The 2-ray ground reflection model shown in Figure is a useful propagation model that is based on geometric optics, and considers both the direct path and a ground reflected propagation path between transmitter and receiver.

This model has been found to be reasonably accurate for predicting the large-scale signal strength over distances of several kilometers for mobile radio systems that use tall towers (heights which exceed 50 m), as well as for line of-sight, microcell channels in urban environments.
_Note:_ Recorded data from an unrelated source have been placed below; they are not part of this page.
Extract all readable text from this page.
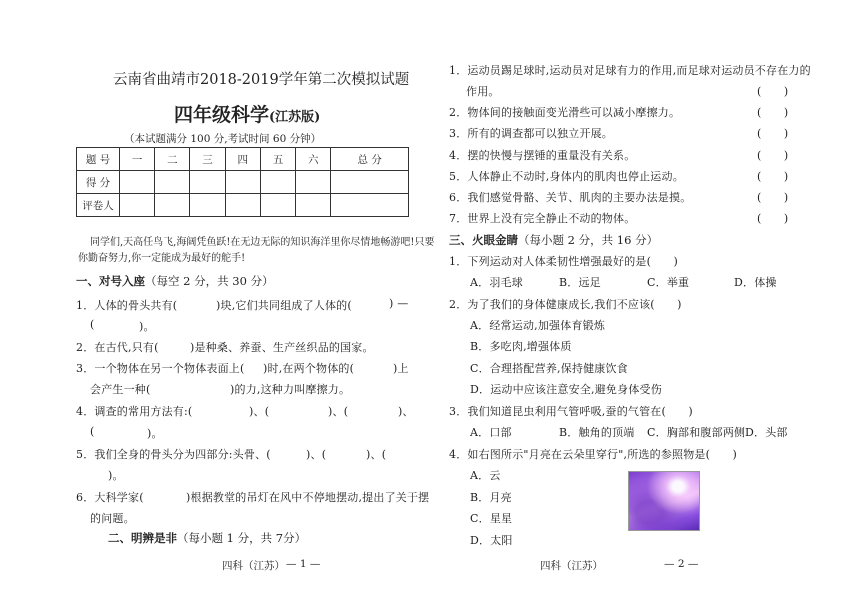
云南省曲靖市2018-2019学年第二次模拟试题
四年级科学(江苏版)
（本试题满分 100 分,考试时间 60 分钟）
题 号	一	二	三	四	五	六	总 分
得 分							
评卷人							
同学们,天高任鸟飞,海阔凭鱼跃!在无边无际的知识海洋里你尽情地畅游吧!只要
你勤奋努力,你一定能成为最好的舵手!
一、对号入座（每空 2 分，共 30 分）
1．人体的骨头共有(	)块,它们共同组成了人体的(	) —
(	)。
2．在古代,只有(	)是种桑、养蚕、生产丝织品的国家。
3．一个物体在另一个物体表面上( )时,在两个物体的(	)上
会产生一种(	)的力,这种力叫摩擦力。
4．调查的常用方法有:(	)、(	)、(	)、
(	)。
5．我们全身的骨头分为四部分:头骨、(	)、(	)、(
)。
6．大科学家(	)根据教堂的吊灯在风中不停地摆动,提出了关于摆
的问题。
二、明辨是非（每小题 1 分，共 7分）
四科（江苏） — 1 —
1．运动员踢足球时,运动员对足球有力的作用,而足球对运动员不存在力的
作用。	(　　)
2．物体间的接触面变光滑些可以减小摩擦力。	(　　)
3．所有的调查都可以独立开展。	(　　)
4．摆的快慢与摆锤的重量没有关系。	(　　)
5．人体静止不动时,身体内的肌肉也停止运动。	(　　)
6．我们感觉骨骼、关节、肌肉的主要办法是摸。	(　　)
7．世界上没有完全静止不动的物体。	(　　)
三、火眼金睛（每小题 2 分，共 16 分）
1．下列运动对人体柔韧性增强最好的是(　　)
A．羽毛球	B．远足	C．举重	D．体操
2．为了我们的身体健康成长,我们不应该(　　)
A．经常运动,加强体育锻炼
B．多吃肉,增强体质
C．合理搭配营养,保持健康饮食
D．运动中应该注意安全,避免身体受伤
3．我们知道昆虫利用气管呼吸,蚕的气管在(　　)
A．口部	B．触角的顶端 C．胸部和腹部两侧 D．头部
4．如右图所示"月亮在云朵里穿行",所选的参照物是(　　)
A．云
B．月亮
C．星星
D．太阳
四科（江苏）	— 2 —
Referring to Figure $h_{t}$ is the height of the transmitter and $h_{r}$ is the height of the receiver. If $E_{0}$ is the free space E-field (in units of V/m ) at a reference distance $d_{0}$ from the transmitter, then for $d \gt d_{0},$ the free space propagating E-field is given by

$$E(d, t)=\frac{E_{0} d_{0}}{d} \cos \left(\omega_{c}\left(t-\frac{d}{c}\right)\right) \quad\left(d \gt d_{0}\right)$$

Two propagating waves arrive at the receiver: the direct wave that travels a distance d' and the reflected wave that travels a distance d”.
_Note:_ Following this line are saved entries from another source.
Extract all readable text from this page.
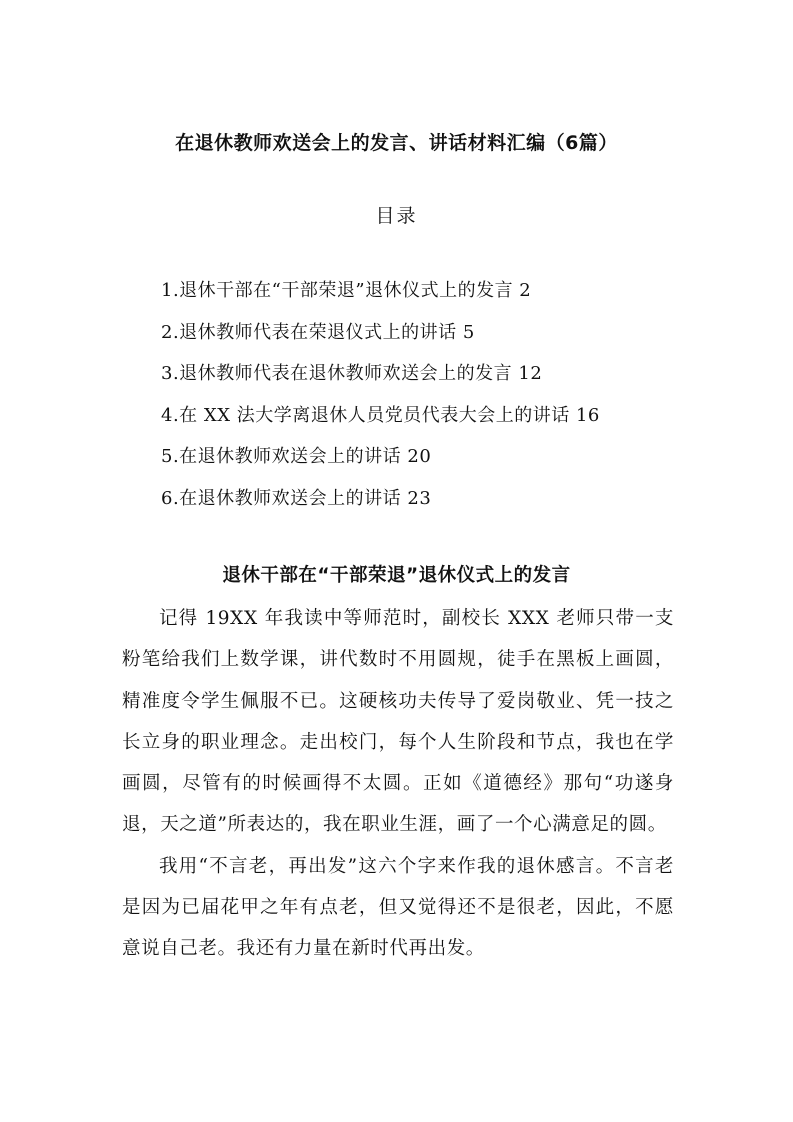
在退休教师欢送会上的发言、讲话材料汇编（6篇）
目录
1.退休干部在“干部荣退”退休仪式上的发言 2
2.退休教师代表在荣退仪式上的讲话 5
3.退休教师代表在退休教师欢送会上的发言 12
4.在 XX 法大学离退休人员党员代表大会上的讲话 16
5.在退休教师欢送会上的讲话 20
6.在退休教师欢送会上的讲话 23
退休干部在“干部荣退”退休仪式上的发言

记得 19XX 年我读中等师范时，副校长 XXX 老师只带一支粉笔给我们上数学课，讲代数时不用圆规，徒手在黑板上画圆，精准度令学生佩服不已。这硬核功夫传导了爱岗敬业、凭一技之长立身的职业理念。走出校门，每个人生阶段和节点，我也在学画圆，尽管有的时候画得不太圆。正如《道德经》那句“功遂身退，天之道”所表达的，我在职业生涯，画了一个心满意足的圆。

我用“不言老，再出发”这六个字来作我的退休感言。不言老是因为已届花甲之年有点老，但又觉得还不是很老，因此，不愿意说自己老。我还有力量在新时代再出发。
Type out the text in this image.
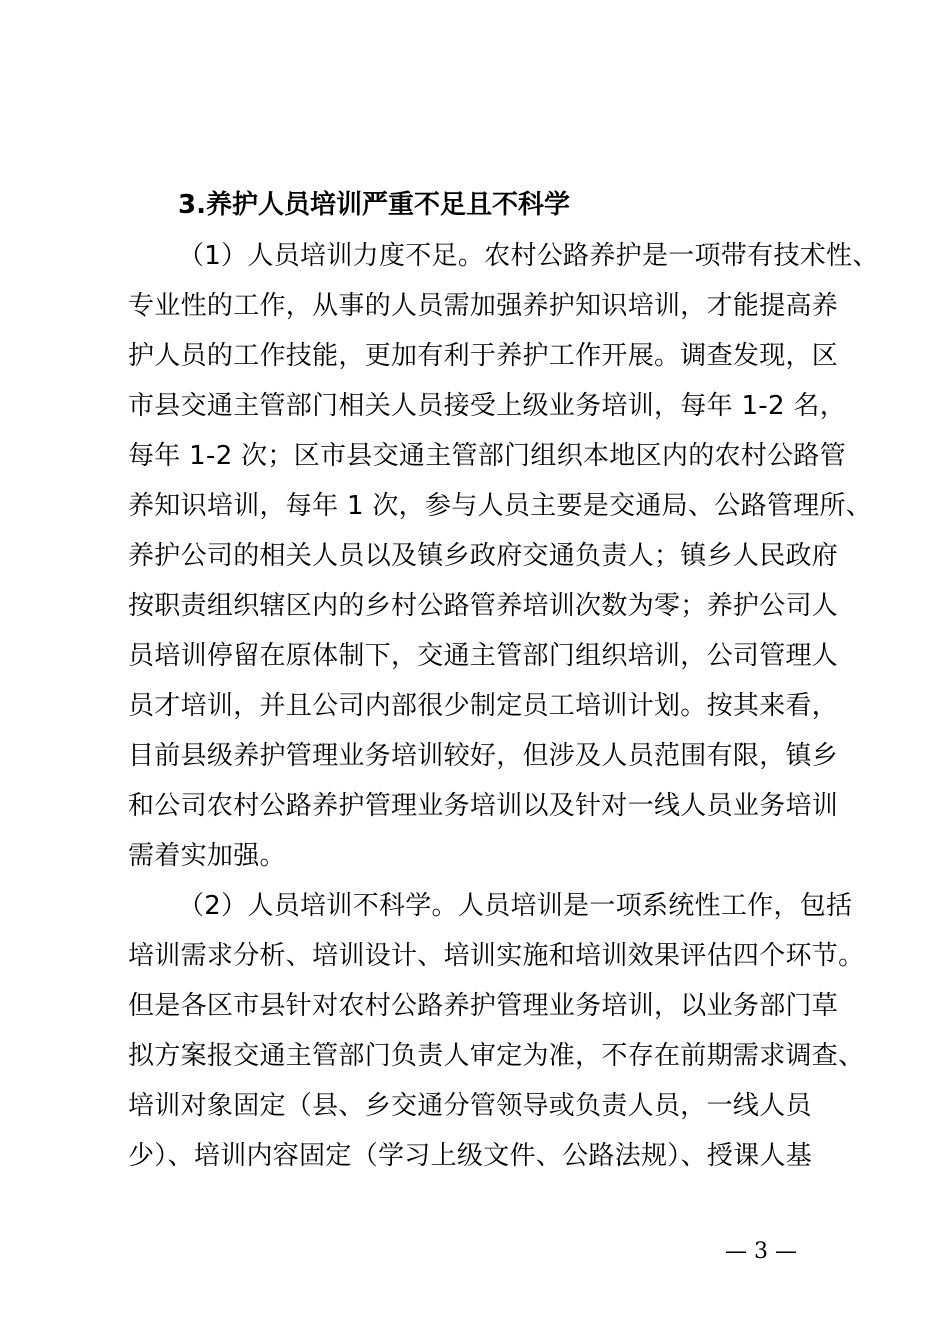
3.养护人员培训严重不足且不科学
（1）人员培训力度不足。农村公路养护是一项带有技术性、
专业性的工作，从事的人员需加强养护知识培训，才能提高养
护人员的工作技能，更加有利于养护工作开展。调查发现，区
市县交通主管部门相关人员接受上级业务培训，每年 1-2 名，
每年 1-2 次；区市县交通主管部门组织本地区内的农村公路管
养知识培训，每年 1 次，参与人员主要是交通局、公路管理所、
养护公司的相关人员以及镇乡政府交通负责人；镇乡人民政府
按职责组织辖区内的乡村公路管养培训次数为零；养护公司人
员培训停留在原体制下，交通主管部门组织培训，公司管理人
员才培训，并且公司内部很少制定员工培训计划。按其来看，
目前县级养护管理业务培训较好，但涉及人员范围有限，镇乡
和公司农村公路养护管理业务培训以及针对一线人员业务培训
需着实加强。
（2）人员培训不科学。人员培训是一项系统性工作，包括
培训需求分析、培训设计、培训实施和培训效果评估四个环节。
但是各区市县针对农村公路养护管理业务培训，以业务部门草
拟方案报交通主管部门负责人审定为准，不存在前期需求调查、
培训对象固定（县、乡交通分管领导或负责人员，一线人员
少）、培训内容固定（学习上级文件、公路法规）、授课人基
— 3 —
The electric field $E_{TOT}( d, t)$ can be expressed as the sum of equations for distances d’ and d” (i.e. direct wave and reflected wave)

$$E_{T O T}(d, t)=\frac{E_{0} d_{0}}{d^{\prime}} \cos \left(\omega_{c}\left(t-\frac{d^{\prime}}{c}\right)\right)+(-1) \frac{E_{0} d_{0}}{d^{\prime \prime}} \cos \left(\omega_{c}\left(t-\frac{d^{\prime \prime}}{c}\right)\right)$$